In virtue of GCT, we can also observe how biological events (such as duplications contained in the repeated tracts of the human genome) might generate detectable deviations from the maximum entropy solution. We focused on coding regions, which sequences are constrained by the fact that, under certain reading frames, tri-nucleotides are translated into amino acids following a species-specific code. Here, we investigate whether, even in a given codon bias system, the GCT is still detectable as an entropic tendency. Through the human codon usage, we found a significantly positive correlation between the frequency of the codons and the frequency of the corresponding reverse-complement codons (Pearson correlation = 0.5 with a P-value < 10−4). On the contrary, there is no correlation between the codon frequency and those of their complement codons (Pearson correlation R2 = 0.0 with a P-value = 1). This indicates that, despite selective biological pressures, there is a significant GCT trace in the human codon bias. We went further on this path, and we generated 107 random permutations of the observed codon usage frequencies to evaluate the stability of the GCT signal in the human codon usage. The 107 random codon frequencies preserve the amino acid abundance to maintain the same protein composition for each randomly generated codon usage (see ‘Methods’). We then evaluate the Pearson correlation of the codon frequency as a function of the distance between the ‘true’ human codon usage and the corresponding random permutations. The results, reported in Figure 5, show that the more the simulated codon usage is distant from the true one, the less (on average) the RC-pairs correlate. Conversely, this does not happen for the C-pairs. The result confirms that the GCT signal in the human codon bias is robust. In broader terms, assuming ‘perfect GCT compliance’ as the energy equilibrium, we could tentatively see the energy needed to deviate from the equilibrium while keeping a certain level of GCT ‘unbalance’ (i.e. and R2 of 0.5) within the adopted codon usage, as an upper limit for the evolutionary ‘energy gain’ represented by the usage of alternative codon usage.

Figure 5 .


Figure 5

Pearson correlation of the codon frequency as a function of the distance between the observed human codon usage and the random permutations. The correlation is computed for the pairs of different codon frequency that are the reverse complement (RC-pairs) and simple complement (C-pairs). We generated 107 random samples by shuffling the codon frequencies inside the group coding for the same amino acid, to keep constant the natural amino acid abundance. The R2 between the computed Pearson (y-axis) and the distance (x-axis) for the RC-pairs is 0.65 (R2 = 0 for the C-pairs). This indicates that there is a tendency to lose the Chargaff’s second parity rule fingerprinting moving away from the true codon usage.

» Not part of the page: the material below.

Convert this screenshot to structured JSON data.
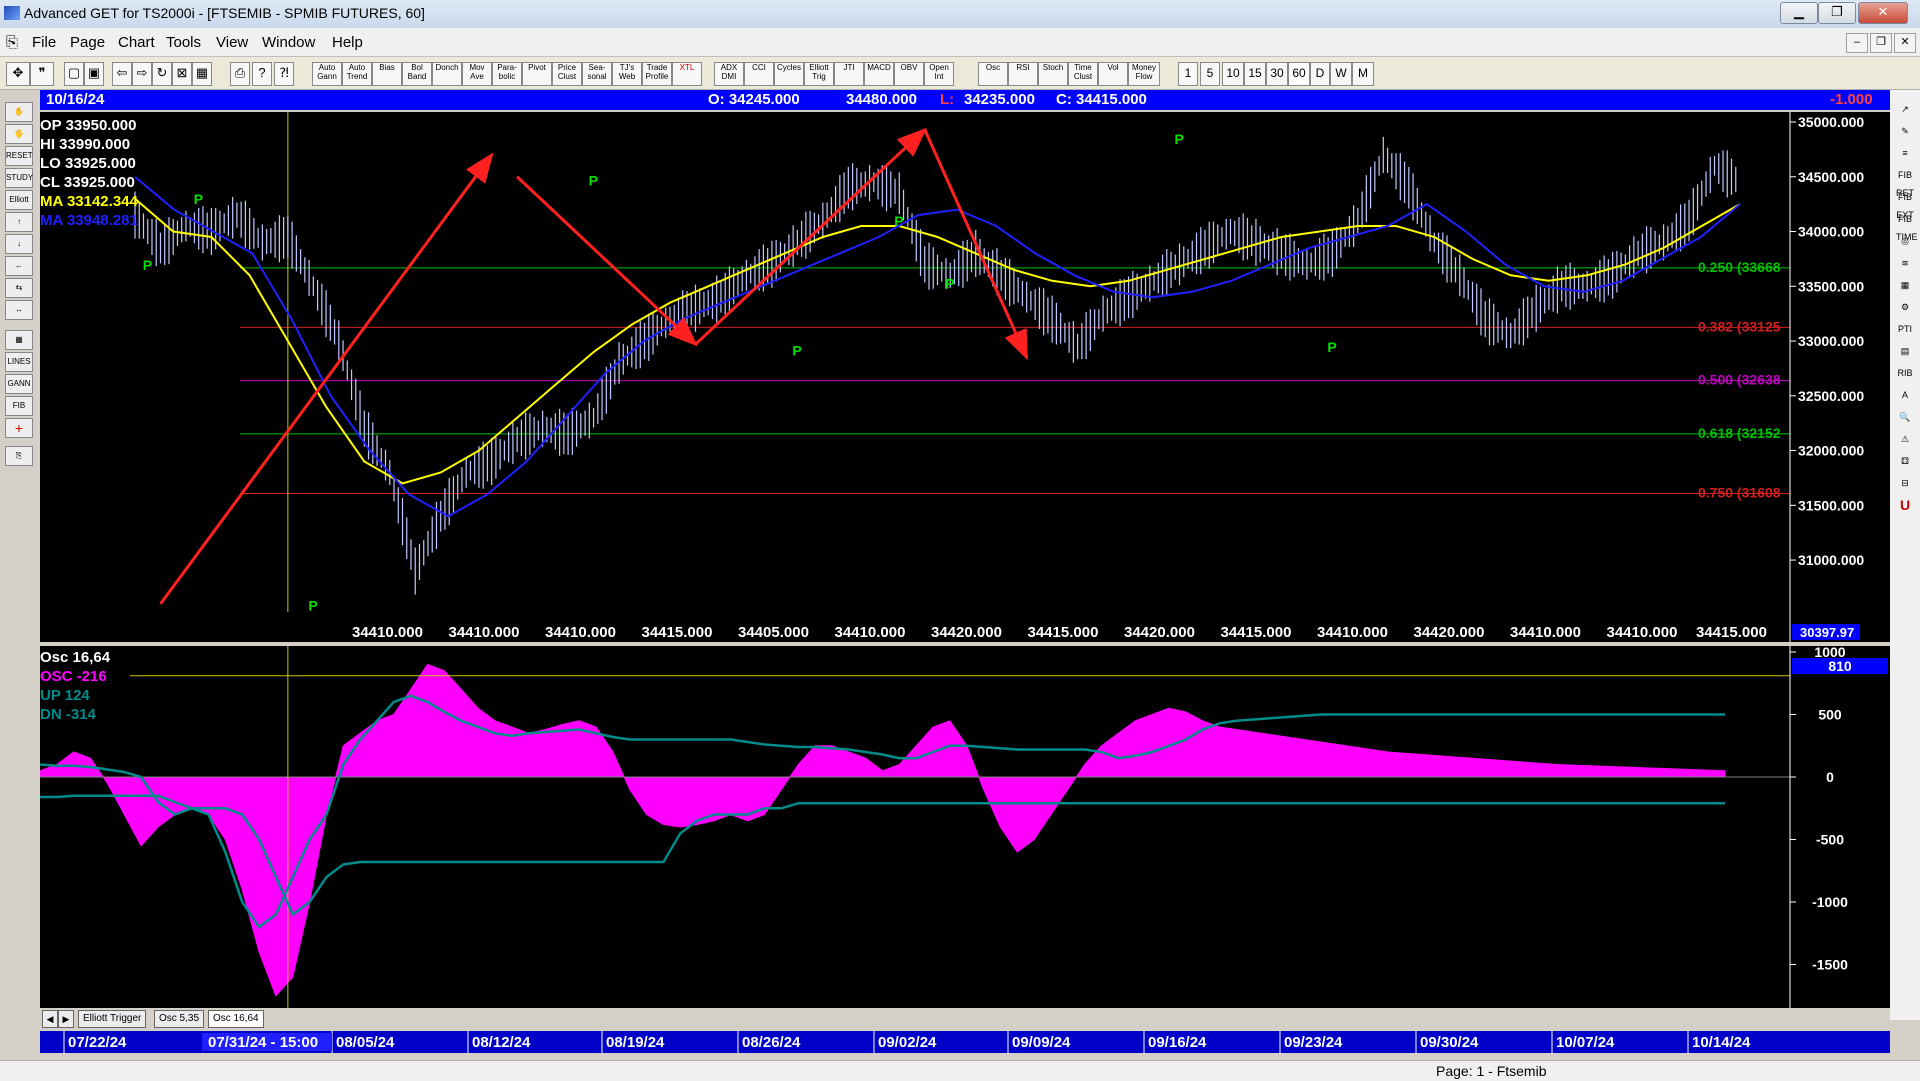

Chargaff’s signature can also found in pieces of the genomes, such as coding sequences (CDS) and long non-coding RNA regions (lncRNA). In these cases, Chargaff’s scores are 0.96 and 0.98 for CDS lncRNA, respectively (see Supplementary data available online at https://academic.oup.com/bib). The corresponding Chargaff’s score for the whole chromosomes is close to 1.

Remembering that in the human genome the abundance of trimers is not uniform and follows the GCT (see Supplementary Figure 3S available online at https://academic.oup.com/bib), another validation of the role played by the dsDNA energy constraints is provided by the observation of context-dependent mutations within the human genomes of the human 1000 Genomes Project [30]. As recently reported [10], when stratifying the occurrences of a given mutation A → B within a human population by considering the 5′ and 3′ context nucleotides, the relative abundance of the various NAN → NBN trimers (k = 3) is not uniformly distributed (N can be any of the four DNA nucleotides for two fixed nucleotides A and B). We can assume that, among other causes, GCT as a major driver toward the equilibrium of the genome, maybe one of the reasons for the observed non-uniformity of the mutation NAN → NBN. If this is the case, we expect that at population level, the evolutionary success of a given mutation type, approximated by its average population frequency, should match the average population frequency of the mutation type substituting the RC of NAN into the RC of NBN, hence ensuring compliance with GCT (see Supplementary Information available online at https://academic.oup.com/bib). This is what we observe from empirical data (see Supplementary Figure 4Sb available online at https://academic.oup.com/bib).

Discussion

Here, we showed that the intra-strand symmetries in the dsDNA emerge from the double-helix structure and the randomness. In this respect, we defined the principle of the GCT, which expands the unexpected ‘exceptional symmetry’ found in double-helix DNA as just the most likely and simplest probability distribution attainable for a duplex DNA. It should be emphasized that we obtained this result by solely imposing the base-pairing energy constraint, due by the symmetrical nature of the DNA double helix, and using the entropy maximization without specifying an energy form at a quantitative level. These two simple physical ingredients, rather than biological events, seem to be able to explain most of the observed genome-wide patterns that generalize the discovery made by Chargaff in 1968 (Chargaff’s second parity rule).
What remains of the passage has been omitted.